The following is a summary of “Muscle mass cross-sectional area is associated with survival outcomes in malignant pleural disease related to lung cancer,” published in the July 2023 issue of Pulmonology by Meggyesy, et al.
Malignant pleural effusions are a common occurrence in advanced malignancies, and they are often associated with poor overall survival rates. Sarcopenia, characterized by a decrease in muscle mass, has been linked to unfavorable outcomes in various diseases, but its relationship to malignant pleural disease remains unclear. For a study, researchers sought to explore whether a correlation exists between reduced survival and decreased muscle mass in patients with malignant pleural effusion.
They conducted a retrospective review of patients with malignant pleural disease who underwent indwelling tunneled pleural catheter placement. Cross-sectional areas of the pectoralis and paraspinous muscle were calculated based on computed tomography scans. Overall survival and associations with muscle mass were analyzed.

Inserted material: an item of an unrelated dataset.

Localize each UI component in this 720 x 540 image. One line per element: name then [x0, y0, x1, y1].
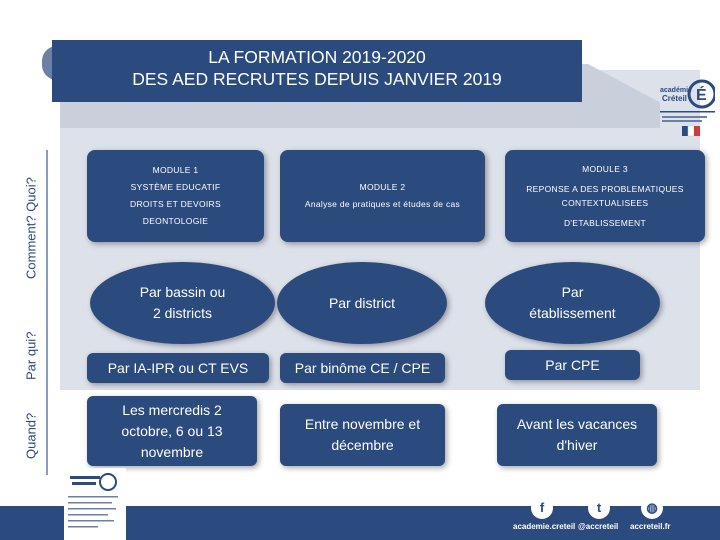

A total of 309 patients were included in the analysis, with a median age of 67 years, and the majority were female (58%). The median survival from initial pleural drainage to death was 129 days. Regression and Kaplan-Meier survival analyses did not reveal a significant association between survival and muscle mass in the entire population. However, when focusing on the patients with the lung cancer subgroup, Kaplan-Meier survival analysis indicated that reduced muscle mass was associated with decreased survival time.
In patients with lung cancer and malignant pleural effusions, decreased muscle mass was associated with reduced survival time. However, within a heterogeneous population of malignant pleural disease, decreased muscle mass was not associated with decreased overall survival time. Further investigation into the role of sarcopenia in malignant pleural disease was warranted.